Confirmation 28 octobre 2025
Commentaire • 0
Sur la décision
| Référence : | CA Lyon, retentions, 28 oct. 2025, n° 25/08560 |
|---|---|
| Juridiction : | Cour d'appel de Lyon |
| Numéro(s) : | 25/08560 |
| Importance : | Inédit |
| Dispositif : | Autre |
| Date de dernière mise à jour : | 6 novembre 2025 |
| Lire la décision sur le site de la juridiction |
Texte intégral
N° RG 25/08560 – N° Portalis DBVX-V-B7J-QTKZ
Nom du ressortissant :
[V] [N]
[N]
C/
LE PREFET DE LA DROME
COUR D’APPEL DE LYON
JURIDICTION DU PREMIER PRÉSIDENT
ORDONNANCE DU 28 OCTOBRE 2025
statuant en matière de Rétentions Administratives des Etrangers
Nous, Sabah TIR, conseillère à la cour d’appel de Lyon, déléguée par ordonnance de madame la première présidente de ladite Cour en date du 1er septembre 2025 pour statuer sur les procédures ouvertes en application des articles L.342-7, L. 342-12, L. 743-11 et L. 743-21 du code d’entrée et de séjour des étrangers en France et du droit d’asile,
Assistée de Inès BERTHO, greffier,
En l’absence du ministère public,
Statuant en notre cabinet dans la procédure suivie entre :
APPELANT :
M. [V] [N]
né le 25 Janvier 1999 à [Localité 3] (ALGÉRIE)
Actuellement retenu au Centre de rétention administrative de [4]

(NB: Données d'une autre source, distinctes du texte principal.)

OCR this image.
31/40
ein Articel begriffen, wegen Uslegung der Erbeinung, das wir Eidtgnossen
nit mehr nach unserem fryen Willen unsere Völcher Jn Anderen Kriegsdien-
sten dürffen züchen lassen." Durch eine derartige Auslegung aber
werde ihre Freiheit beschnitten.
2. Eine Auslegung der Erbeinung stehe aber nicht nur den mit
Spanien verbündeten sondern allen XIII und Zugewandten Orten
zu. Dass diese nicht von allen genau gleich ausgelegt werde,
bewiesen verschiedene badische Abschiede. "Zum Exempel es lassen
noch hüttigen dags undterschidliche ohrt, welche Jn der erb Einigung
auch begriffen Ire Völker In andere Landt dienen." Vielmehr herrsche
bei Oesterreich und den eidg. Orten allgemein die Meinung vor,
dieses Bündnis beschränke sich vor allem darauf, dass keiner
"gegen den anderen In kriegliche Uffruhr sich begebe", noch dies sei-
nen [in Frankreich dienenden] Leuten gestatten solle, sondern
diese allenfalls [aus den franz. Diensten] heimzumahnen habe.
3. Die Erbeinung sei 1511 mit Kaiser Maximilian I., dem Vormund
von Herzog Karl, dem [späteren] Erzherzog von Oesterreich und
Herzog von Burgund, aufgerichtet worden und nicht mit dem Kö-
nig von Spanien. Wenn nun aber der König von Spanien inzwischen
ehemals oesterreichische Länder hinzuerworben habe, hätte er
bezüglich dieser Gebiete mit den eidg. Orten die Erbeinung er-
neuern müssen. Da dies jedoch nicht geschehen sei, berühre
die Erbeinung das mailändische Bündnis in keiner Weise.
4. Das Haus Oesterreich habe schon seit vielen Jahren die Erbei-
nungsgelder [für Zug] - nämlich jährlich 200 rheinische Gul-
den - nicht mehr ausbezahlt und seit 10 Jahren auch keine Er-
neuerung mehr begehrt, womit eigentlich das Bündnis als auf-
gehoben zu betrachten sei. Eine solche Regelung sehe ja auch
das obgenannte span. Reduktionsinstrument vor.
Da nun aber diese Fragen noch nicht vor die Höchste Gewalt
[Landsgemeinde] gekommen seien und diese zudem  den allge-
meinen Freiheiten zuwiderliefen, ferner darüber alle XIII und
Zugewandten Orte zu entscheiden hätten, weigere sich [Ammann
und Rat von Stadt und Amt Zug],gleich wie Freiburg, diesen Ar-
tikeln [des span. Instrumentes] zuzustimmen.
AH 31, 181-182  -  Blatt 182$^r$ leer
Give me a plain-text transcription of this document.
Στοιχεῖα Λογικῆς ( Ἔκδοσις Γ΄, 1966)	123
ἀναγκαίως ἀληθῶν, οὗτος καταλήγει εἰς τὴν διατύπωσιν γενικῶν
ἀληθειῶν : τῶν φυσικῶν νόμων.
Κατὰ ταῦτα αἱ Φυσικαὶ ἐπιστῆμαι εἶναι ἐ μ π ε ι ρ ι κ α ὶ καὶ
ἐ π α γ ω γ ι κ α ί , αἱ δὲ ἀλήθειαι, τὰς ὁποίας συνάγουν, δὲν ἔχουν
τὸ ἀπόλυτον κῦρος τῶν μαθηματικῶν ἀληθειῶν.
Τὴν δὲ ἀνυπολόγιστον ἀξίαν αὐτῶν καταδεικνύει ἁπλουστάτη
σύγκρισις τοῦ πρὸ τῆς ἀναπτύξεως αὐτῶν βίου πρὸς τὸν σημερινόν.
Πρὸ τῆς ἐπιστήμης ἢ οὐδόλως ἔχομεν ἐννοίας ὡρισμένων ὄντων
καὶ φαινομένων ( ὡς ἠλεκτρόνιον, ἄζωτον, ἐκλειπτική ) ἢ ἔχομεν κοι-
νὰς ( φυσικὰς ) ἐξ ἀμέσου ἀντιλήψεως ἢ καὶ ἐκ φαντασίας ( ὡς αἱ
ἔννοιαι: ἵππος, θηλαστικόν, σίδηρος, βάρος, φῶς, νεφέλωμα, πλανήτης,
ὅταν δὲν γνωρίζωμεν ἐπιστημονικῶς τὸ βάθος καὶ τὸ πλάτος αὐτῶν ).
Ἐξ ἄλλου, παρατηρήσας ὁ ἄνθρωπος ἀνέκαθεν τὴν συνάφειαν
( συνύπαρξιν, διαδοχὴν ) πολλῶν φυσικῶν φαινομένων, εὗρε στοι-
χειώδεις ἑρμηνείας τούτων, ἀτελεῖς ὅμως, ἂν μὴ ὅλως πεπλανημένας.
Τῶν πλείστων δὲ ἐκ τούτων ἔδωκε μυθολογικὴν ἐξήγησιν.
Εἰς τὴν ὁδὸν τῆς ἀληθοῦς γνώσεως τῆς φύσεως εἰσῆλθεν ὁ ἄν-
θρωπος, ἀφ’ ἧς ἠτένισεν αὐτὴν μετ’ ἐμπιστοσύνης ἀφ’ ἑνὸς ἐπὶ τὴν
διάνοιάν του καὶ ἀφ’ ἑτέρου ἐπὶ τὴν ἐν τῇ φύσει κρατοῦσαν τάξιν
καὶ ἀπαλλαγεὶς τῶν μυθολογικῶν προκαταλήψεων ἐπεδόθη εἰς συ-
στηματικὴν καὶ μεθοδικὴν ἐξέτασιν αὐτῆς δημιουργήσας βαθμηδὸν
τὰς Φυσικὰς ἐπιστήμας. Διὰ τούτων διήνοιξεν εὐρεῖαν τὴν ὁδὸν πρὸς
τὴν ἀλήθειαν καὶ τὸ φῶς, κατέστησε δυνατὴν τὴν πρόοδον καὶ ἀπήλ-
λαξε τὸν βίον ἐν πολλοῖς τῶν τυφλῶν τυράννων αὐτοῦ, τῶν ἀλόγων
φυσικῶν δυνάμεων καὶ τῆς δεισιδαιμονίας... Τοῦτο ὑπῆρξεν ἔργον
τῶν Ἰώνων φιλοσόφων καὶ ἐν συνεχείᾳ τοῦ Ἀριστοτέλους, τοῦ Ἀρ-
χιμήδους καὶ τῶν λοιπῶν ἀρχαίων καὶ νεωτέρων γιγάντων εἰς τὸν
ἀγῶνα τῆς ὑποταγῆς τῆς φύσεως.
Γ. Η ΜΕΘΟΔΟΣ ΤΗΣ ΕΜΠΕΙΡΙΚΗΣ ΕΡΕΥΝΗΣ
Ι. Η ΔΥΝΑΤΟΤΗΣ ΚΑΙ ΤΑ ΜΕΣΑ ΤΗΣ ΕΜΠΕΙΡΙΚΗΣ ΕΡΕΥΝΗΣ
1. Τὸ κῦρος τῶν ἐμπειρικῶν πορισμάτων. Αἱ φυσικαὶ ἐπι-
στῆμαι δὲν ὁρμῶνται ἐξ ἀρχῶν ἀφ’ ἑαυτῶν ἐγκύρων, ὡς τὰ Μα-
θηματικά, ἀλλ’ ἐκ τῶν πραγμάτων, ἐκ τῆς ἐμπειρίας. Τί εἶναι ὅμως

Ayant pour conseil Maître Cécile LEBEAUX, avocat au barreau de LYON, commis d’office
ET
INTIME :
M. LE PREFET DE LA DROME
[Adresse 2]
[Localité 1]
ayant pour conseil Me Jean-Paul TOMASI, avocat au barreau de LYON
Avons mis l’affaire en délibéré au 28 Octobre 2025 à 14h00 et à cette date et heure prononcé l’ordonnance dont la teneur suit :
FAITS ET PROCÉDURE
Par un arrêt de la cour d’appel de Grenoble en date du 26 mai 2025, [V] [N] a été condamné pour violence sans incapacité en présence de mineurs par une personne étant ou ayant été conjoint concubin ou partenaire lié à la victime par un pacte civil de solidarité, violence suivie d’incapacité supérieure à 8 jours par une personne étant ou ayant été conjoint concubin ou partenaire lié à la victime par un pacte civil de solidarité, et soustraction d’enfant par ascendant des mains de la personne chargée de sa garde, à 12 mois d’emprisonnement avec maintien en détention,une interdiction du territoire français pendant cinq ans, cette mesure étant assortie de l’exécution provisoire conformément aux dispositions de l’article 471 du code de procédure pénale.
Il a été incarcéré du 15 janvier 2025 au 30 août 2025.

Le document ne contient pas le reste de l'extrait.